Après trois jours de réflexion et de débats autour de l’interculturel et la paix, en décembre 2012, la Fondation pour l’interculturel et la paix (FIP) a procédé au lancement d’un ouvrage sous le titre : « Diversité culturelle et interculturel : quelles assises pour la paix ? », à la fin du mois d’août. Il regroupe « l’essentiel » des communications présentées par les participants.
Cet ouvrage de référence aborde le sujet de l’interculturel, indissociable du multiculturel, en théorie mais aussi à travers des expériences vécues. Les participants issus de milieux et de nationalités différentes ont chacun présenté le sujet tel qu’ils le conçoivent mais avec un fondement commun, celui du vivre ensemble dans la paix. Le livre est préfacé par le Prix Nobel de littérature 2008 Jean-Marie Le Clézio, cofondateur avec Issa Asgarally, linguiste mauricien, de la Fondation pour l’interculturel et la paix (FIP) en 2009. Dans Crise et universalité, il porte sa réflexion sur la crise économique, morale et intellectuelle (voir un extrait plus loin).
L’aspect théorique a été mis en avant par Issa Asgarally dans sa communication intitulée « Guerre ou paix : quelle conception des cultures et des civilisations ». Le participant devait cependant partir d’une anecdote, somme toute traumatisante, dont il a été témoin lors des émeutes de 1999 à Maurice pour illustrer son propos sous les sous-titres « Racisme et identités meurtrières », « Une conception erronée et dangereuse des cultures et des civilisations »… Pour Issa Asgarally, « l’interculturel n’est pas une passerelle entre des ghettos ethno-culturels. C’est au contraire un désenclavement des cultures. Si le multiculturalisme est un état, l’interculturel, lui est une démarche ». Il rejette ainsi les blocs monolithiques et homogènes pour un échange et un vivre ensemble dans le respect de l’autre.
D’autres participants ayant abordé l’aspect théorique sont Gilles Verbrunt, sociologue et essayiste hollandais, qui remet en question la définition de “culture”. Pour lui, « les cultures ne se distinguent plus par leurs références à une population ou un territoire, mais par rapport à une activité humaine. L’interculturel ne se joue plus entre plusieurs cultures mais dans l’interaction de plusieurs acteurs dans un champ d’activité délimité ». L’anthropologue Karen Lopez Hernandez a porté sa réflexion sur la globalisation et les interactions qu’elle entraîne. Pour elle, elles sont interculturelles. Elle est d’avis que les stéréotypes du passé et les relations inégales entre cultures génèrent des conflits alors que leur valorisation apporte un changement d’attitude pour plus de respect et de paix.
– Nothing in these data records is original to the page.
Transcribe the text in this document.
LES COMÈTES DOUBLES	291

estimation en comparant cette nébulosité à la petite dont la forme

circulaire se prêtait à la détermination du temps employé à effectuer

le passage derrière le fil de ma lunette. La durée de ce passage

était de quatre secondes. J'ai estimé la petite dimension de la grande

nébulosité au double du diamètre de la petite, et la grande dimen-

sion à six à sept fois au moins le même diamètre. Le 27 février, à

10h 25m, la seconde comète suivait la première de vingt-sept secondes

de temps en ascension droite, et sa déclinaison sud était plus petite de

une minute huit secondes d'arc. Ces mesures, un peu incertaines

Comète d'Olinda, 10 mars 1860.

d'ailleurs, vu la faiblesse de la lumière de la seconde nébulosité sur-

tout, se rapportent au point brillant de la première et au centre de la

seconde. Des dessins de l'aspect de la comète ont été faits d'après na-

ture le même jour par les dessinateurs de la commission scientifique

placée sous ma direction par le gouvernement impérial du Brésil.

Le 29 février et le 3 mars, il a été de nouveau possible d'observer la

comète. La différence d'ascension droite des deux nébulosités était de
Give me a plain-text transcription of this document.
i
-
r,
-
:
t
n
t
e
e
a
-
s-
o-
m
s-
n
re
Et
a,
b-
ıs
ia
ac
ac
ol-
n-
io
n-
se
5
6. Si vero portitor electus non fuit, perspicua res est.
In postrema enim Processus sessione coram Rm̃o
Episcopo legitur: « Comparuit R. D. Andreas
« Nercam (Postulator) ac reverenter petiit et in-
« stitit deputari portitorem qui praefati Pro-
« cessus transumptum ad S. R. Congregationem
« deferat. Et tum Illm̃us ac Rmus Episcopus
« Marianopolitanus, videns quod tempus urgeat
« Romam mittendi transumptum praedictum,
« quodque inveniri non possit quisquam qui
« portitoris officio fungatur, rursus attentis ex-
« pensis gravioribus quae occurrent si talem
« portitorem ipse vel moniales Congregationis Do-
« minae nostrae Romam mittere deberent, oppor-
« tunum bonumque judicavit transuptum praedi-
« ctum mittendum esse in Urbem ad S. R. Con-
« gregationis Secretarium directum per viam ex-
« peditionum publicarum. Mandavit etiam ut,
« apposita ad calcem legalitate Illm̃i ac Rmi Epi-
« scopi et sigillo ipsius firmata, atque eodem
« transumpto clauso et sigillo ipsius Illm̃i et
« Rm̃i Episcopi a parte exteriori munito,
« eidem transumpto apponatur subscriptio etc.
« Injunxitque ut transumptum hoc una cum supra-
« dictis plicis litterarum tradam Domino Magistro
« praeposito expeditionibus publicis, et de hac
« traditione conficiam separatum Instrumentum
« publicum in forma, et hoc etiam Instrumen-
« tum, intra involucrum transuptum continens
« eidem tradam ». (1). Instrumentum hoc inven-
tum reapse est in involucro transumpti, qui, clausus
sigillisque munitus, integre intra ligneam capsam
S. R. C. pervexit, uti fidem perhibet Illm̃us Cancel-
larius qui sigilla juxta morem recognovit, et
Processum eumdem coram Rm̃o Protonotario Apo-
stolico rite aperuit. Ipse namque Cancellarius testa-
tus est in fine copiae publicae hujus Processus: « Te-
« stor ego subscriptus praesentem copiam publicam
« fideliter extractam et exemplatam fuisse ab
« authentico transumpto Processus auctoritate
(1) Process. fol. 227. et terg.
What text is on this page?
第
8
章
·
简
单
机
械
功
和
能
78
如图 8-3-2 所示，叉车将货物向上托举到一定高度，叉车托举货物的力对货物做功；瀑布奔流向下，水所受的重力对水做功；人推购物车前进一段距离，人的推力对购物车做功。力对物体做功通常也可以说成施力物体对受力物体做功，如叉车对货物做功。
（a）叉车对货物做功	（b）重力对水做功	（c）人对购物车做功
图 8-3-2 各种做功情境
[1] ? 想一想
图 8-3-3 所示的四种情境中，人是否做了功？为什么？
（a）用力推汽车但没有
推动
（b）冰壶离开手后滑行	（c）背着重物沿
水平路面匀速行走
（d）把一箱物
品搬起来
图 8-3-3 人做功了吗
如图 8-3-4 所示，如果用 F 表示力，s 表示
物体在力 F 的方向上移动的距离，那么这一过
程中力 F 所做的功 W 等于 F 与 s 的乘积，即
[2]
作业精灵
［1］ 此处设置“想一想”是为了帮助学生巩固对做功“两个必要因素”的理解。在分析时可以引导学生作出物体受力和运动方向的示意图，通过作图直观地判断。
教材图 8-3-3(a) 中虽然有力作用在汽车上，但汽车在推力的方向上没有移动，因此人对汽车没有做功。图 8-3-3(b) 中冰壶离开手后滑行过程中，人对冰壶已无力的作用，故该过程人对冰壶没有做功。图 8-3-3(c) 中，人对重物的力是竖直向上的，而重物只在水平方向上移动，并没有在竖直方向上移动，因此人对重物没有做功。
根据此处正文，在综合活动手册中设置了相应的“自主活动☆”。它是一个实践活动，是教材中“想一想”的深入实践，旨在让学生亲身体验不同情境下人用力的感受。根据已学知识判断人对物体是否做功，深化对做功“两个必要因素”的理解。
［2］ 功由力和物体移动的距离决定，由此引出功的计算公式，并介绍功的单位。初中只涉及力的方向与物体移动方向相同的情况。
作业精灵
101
Geetanjali Pyndiah, professeur d’art à l’école des Beaux-arts au Mahatma Gandhi Institute (MGI), a orienté son travail sur la construction identitaire et l’interculturel à travers les travaux d’artistes. Isabelle Roussel-Gillet, docteur en littérature et maître de conférence à l’université de Lille, étudie les auteurs qui transcendent la monoculture pour vivre la réalité de l’interculturel dans leurs écrits.
Parmi ceux qui ont essentiellement évoqué des expériences : Reynolds Michel, Mario Serviable, Céline Ramsamy-Giancone, Thierry Malbert et Brigitte Croisier de La Réunion.
Les participants ont abordé la question dans l’océan Indien mais aussi dans d’autres parties du monde. Amita Agarwal a évoqué le concept de zone de paix dans l’océan Indien avec la décolonisation, une question encore d’actualité. « Diversité culturelle et interculturel : quelles assises pour la paix ? » a pour but de pourvoir aux chercheurs et au public en général des pistes de réflexion sur la question afin d’aboutir vers un monde paisible. Il est en vente en librairie à Rs 300 l’exemplaire.